Washington wants Bangkok to help it implement a program on aerial surveillance of the transportation of trade and military cargos en route from the Middle East to the Pacific Ocean. This is the main maritime transportation artery that China uses to develop its trade relations with many Asian and African countries, says Andrei Volodin of the Russian Foreign Ministry’s Diplomatic Academy.

The United States is dismayed about China’s ever-increasing geo-economic might which may well be transformed into a military and political clout, Volodin says. This is why Washington is trying to resuscitate its Cold War-era dominance in the Pacific, something that is designed to contain China. By doing so, the United States hopes to implement its strategy on containing communism on the whole,” Volodin says.

In a bid to expand its Pacific clout, the United States is also considering its return to the Cam Rahn Air Base in Vietnam and the Subic Bay Air Base in the Philippines.

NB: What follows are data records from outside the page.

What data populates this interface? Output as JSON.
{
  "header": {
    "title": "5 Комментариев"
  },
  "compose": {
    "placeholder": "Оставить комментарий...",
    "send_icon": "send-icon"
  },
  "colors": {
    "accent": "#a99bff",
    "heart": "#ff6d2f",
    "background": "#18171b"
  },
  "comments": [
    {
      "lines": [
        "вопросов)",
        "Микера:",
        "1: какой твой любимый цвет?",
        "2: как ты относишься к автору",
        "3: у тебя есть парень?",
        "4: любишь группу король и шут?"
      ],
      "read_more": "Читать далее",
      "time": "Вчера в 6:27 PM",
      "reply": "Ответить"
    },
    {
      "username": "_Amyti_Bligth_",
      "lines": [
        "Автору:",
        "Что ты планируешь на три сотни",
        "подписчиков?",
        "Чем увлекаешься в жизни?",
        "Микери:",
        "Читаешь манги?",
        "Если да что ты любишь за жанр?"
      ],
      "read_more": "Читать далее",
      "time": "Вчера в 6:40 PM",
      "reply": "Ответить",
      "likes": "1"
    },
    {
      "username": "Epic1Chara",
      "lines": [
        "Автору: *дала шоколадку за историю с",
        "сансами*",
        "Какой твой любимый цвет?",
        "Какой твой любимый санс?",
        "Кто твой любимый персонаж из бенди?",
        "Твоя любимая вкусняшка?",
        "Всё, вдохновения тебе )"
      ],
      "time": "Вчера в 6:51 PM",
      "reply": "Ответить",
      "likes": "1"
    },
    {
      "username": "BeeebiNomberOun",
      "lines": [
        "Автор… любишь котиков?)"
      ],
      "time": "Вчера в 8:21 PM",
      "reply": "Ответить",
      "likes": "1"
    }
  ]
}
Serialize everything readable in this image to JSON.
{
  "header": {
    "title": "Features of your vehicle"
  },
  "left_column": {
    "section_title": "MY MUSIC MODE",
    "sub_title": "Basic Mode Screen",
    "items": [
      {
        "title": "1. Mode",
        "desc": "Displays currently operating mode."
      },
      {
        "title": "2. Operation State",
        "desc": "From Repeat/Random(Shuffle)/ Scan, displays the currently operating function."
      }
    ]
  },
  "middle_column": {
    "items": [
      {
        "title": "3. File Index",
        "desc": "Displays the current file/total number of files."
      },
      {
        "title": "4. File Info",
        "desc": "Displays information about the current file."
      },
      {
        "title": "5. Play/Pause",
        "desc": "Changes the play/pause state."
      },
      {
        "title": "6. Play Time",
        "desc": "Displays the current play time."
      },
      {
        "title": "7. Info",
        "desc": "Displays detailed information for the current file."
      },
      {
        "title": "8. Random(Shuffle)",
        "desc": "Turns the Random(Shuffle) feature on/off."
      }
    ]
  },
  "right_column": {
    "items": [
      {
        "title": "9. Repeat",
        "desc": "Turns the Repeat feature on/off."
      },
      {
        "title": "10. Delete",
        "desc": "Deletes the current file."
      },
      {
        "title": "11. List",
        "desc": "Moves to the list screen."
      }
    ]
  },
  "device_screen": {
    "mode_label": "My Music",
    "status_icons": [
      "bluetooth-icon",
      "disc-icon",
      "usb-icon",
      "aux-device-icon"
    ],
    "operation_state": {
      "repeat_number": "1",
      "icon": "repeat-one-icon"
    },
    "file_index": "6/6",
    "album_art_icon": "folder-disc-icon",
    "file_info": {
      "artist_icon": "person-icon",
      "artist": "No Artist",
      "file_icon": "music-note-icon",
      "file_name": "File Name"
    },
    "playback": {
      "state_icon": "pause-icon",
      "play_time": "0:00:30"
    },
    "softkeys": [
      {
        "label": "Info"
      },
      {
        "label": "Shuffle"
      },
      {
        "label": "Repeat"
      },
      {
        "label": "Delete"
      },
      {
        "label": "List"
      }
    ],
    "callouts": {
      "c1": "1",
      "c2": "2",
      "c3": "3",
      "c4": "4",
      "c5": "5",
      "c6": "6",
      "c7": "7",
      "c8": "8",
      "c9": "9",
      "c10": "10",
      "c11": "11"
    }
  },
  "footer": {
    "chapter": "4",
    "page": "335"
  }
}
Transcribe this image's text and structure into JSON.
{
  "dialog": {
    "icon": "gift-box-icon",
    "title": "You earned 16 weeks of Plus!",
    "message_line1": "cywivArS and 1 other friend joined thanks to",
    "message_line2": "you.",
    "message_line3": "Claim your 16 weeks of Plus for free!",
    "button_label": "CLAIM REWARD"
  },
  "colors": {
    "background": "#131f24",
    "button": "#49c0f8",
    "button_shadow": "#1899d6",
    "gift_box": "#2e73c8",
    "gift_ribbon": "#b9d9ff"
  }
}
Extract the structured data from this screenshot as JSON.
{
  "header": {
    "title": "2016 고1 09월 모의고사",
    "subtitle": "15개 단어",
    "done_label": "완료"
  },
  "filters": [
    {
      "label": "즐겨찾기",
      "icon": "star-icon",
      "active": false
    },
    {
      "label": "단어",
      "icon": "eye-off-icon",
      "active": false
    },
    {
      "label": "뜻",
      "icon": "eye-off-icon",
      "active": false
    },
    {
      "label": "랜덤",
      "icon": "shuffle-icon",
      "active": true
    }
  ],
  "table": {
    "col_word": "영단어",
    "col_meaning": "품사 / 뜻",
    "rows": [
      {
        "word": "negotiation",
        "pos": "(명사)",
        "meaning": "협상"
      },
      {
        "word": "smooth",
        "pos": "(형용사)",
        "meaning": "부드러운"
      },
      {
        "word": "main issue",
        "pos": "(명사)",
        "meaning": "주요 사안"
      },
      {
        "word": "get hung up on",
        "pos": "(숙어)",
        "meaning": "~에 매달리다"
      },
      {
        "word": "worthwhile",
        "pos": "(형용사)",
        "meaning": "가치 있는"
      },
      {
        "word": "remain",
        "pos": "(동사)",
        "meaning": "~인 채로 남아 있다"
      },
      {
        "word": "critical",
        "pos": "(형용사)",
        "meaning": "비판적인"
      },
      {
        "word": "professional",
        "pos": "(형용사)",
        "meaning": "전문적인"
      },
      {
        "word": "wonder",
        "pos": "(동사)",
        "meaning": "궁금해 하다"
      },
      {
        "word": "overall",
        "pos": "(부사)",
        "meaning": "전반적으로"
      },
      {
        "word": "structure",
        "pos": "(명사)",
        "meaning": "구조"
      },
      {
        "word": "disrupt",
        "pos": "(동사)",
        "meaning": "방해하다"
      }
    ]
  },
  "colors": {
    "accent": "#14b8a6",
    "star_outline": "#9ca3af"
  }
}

Experts say that US troops returning there is just a matter of time. Washington’s policy on building up its military presence in Asia is already bringing its first results, something that analysts say is almost certain to prod China to respond in kind. Given many regional countries’ dependence on China, Beijing will try to prevent these countries from cooperating with Washington, pundits say, referring to China’s drive to uphold its strategic interests.